性能问题,从二进制文件中读取的整数在F#的特定位置整数、性能、位置、二进制文件

2023-09-03 21:37:12 作者:优雅的

今天早上,我问here为什么我的Python code是(很多)慢然后我的F#版本,但我不知道F#的版本是否可以进行得更快。任何想法如何,我可以创造的低于code读取唯一索引的排序列表从二进制文件,32位整数的速度更快的版本?请注意,我试过2的方法,一种是基于BinaryReader在基于MemoryMappedFile另一个(的和一些Github上)。

This morning I asked here why my Python code was (a lot) slower then my F# version but I'm wondering whether the F# version can be made faster. Any ideas how I could create a faster version of the below code that reads a sorted list of unique indexes from a binary file with 32-bit integers? Note that I tried 2 approaches, one based on a BinaryReader, the other one based on MemoryMappedFile (and some more on Github).

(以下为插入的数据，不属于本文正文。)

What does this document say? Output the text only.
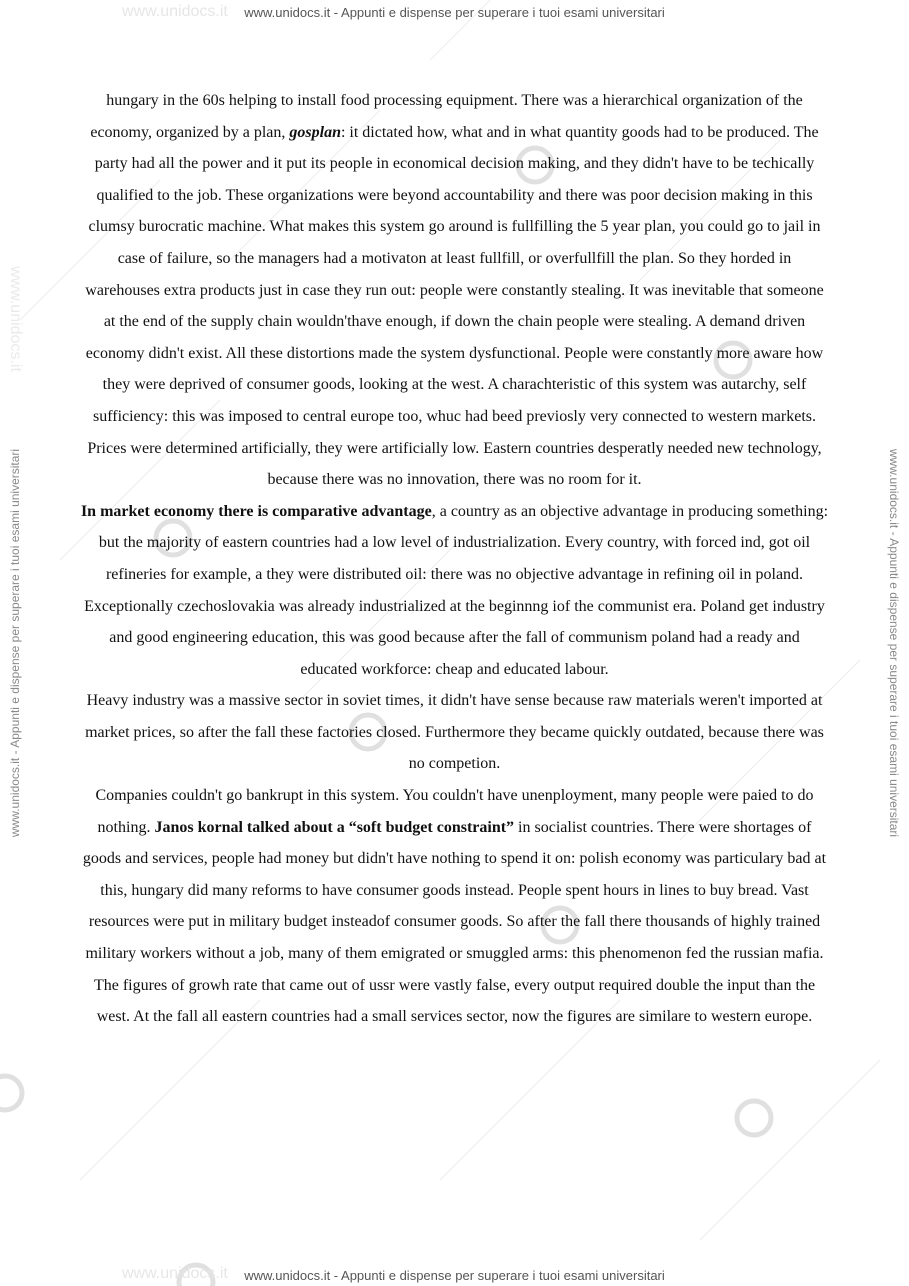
www.unidocs.it
www.unidocs.it
www.unidocs.it - Appunti e dispense per superare i tuoi esami universitari
www.unidocs.it - Appunti e dispense per superare i tuoi esami universitari
www.unidocs.it - Appunti e dispense per superare i tuoi esami universitari	www.unidocs.it - Appunti e dispense per superare i tuoi esami universitari
www.unidocs.it

hungary in the 60s helping to install food processing equipment. There was a hierarchical organization of the economy, organized by a plan, gosplan: it dictated how, what and in what quantity goods had to be produced. The party had all the power and it put its people in economical decision making, and they didn't have to be techically qualified to the job. These organizations were beyond accountability and there was poor decision making in this clumsy burocratic machine. What makes this system go around is fullfilling the 5 year plan, you could go to jail in case of failure, so the managers had a motivaton at least fullfill, or overfullfill the plan. So they horded in warehouses extra products just in case they run out: people were constantly stealing. It was inevitable that someone at the end of the supply chain wouldn'thave enough, if down the chain people were stealing. A demand driven economy didn't exist. All these distortions made the system dysfunctional. People were constantly more aware how they were deprived of consumer goods, looking at the west. A charachteristic of this system was autarchy, self sufficiency: this was imposed to central europe too, whuc had beed previosly very connected to western markets. Prices were determined artificially, they were artificially low. Eastern countries desperatly needed new technology, because there was no innovation, there was no room for it.

In market economy there is comparative advantage, a country as an objective advantage in producing something: but the majority of eastern countries had a low level of industrialization. Every country, with forced ind, got oil refineries for example, a they were distributed oil: there was no objective advantage in refining oil in poland. Exceptionally czechoslovakia was already industrialized at the beginnng iof the communist era. Poland get industry and good engineering education, this was good because after the fall of communism poland had a ready and educated workforce: cheap and educated labour.

Heavy industry was a massive sector in soviet times, it didn't have sense because raw materials weren't imported at market prices, so after the fall these factories closed. Furthermore they became quickly outdated, because there was no competion.

Companies couldn't go bankrupt in this system. You couldn't have unenployment, many people were paied to do nothing. Janos kornal talked about a “soft budget constraint” in socialist countries. There were shortages of goods and services, people had money but didn't have nothing to spend it on: polish economy was particulary bad at this, hungary did many reforms to have consumer goods instead. People spent hours in lines to buy bread. Vast resources were put in military budget insteadof consumer goods. So after the fall there thousands of highly trained military workers without a job, many of them emigrated or smuggled arms: this phenomenon fed the russian mafia. The figures of growh rate that came out of ussr were vastly false, every output required double the input than the west. At the fall all eastern countries had a small services sector, now the figures are similare to western europe.
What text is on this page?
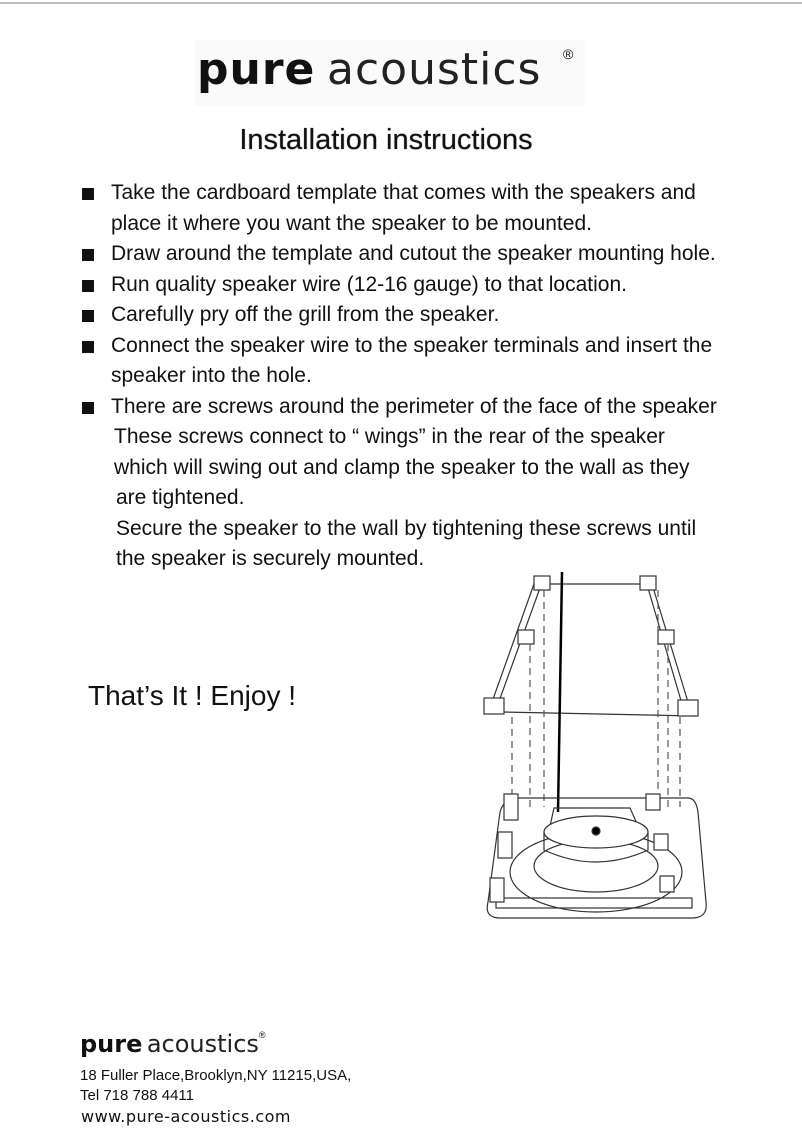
pure acoustics ®
Installation instructions
Take the cardboard template that comes with the speakers and
place it where you want the speaker to be mounted.
Draw around the template and cutout the speaker mounting hole.
Run quality speaker wire (12-16 gauge) to that location.
Carefully pry off the grill from the speaker.
Connect the speaker wire to the speaker terminals and insert the
speaker into the hole.
There are screws around the perimeter of the face of the speaker
These screws connect to “ wings” in the rear of the speaker
which will swing out and clamp the speaker to the wall as they
are tightened.
Secure the speaker to the wall by tightening these screws until
the speaker is securely mounted.
That’s It ! Enjoy !
pure acoustics®
18 Fuller Place,Brooklyn,NY 11215,USA,
Tel 718 788 4411
www.pure-acoustics.com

module SimpleRead            
    let readValue (reader:BinaryReader) cellIndex = 
        // set stream to correct location
        reader.BaseStream.Position <- cellIndex*4L
        match reader.ReadInt32() with
        | Int32.MinValue -> None
        | v -> Some(v)

    let readValues fileName indices = 
        use reader = new BinaryReader(File.Open(fileName, FileMode.Open, FileAccess.Read, FileShare.Read))
        // Use list or array to force creation of values (otherwise reader gets disposed before the values are read)
        let values = List.map (readValue reader) (List.ofSeq indices)
        values

module MemoryMappedSimpleRead =

    open System.IO.MemoryMappedFiles

    let readValue (reader:MemoryMappedViewAccessor) offset cellIndex =
        let position = (cellIndex*4L) - offset
        match reader.ReadInt32(position) with
        | Int32.MinValue -> None
        | v -> Some(v)

    let readValues fileName indices =
        use mmf = MemoryMappedFile.CreateFromFile(fileName, FileMode.Open)
        let offset = (Seq.min indices ) * 4L
        let last = (Seq.max indices) * 4L
        let length = 4L+last-offset
        use reader = mmf.CreateViewAccessor(offset, length, MemoryMappedFileAccess.Read)
        let values = (List.ofSeq indices) |> List.map (readValue reader offset)
        values

有关比较这里是我的最新版本numpy的

For comparison here is my latest numpy version

import numpy as np

def convert(v):
    if v <> -2147483648:
        return v
    else:
        return None

def read_values(filename, indices):
    values_arr = np.memmap(filename, dtype='int32', mode='r')
    return map(convert, values_arr[indices])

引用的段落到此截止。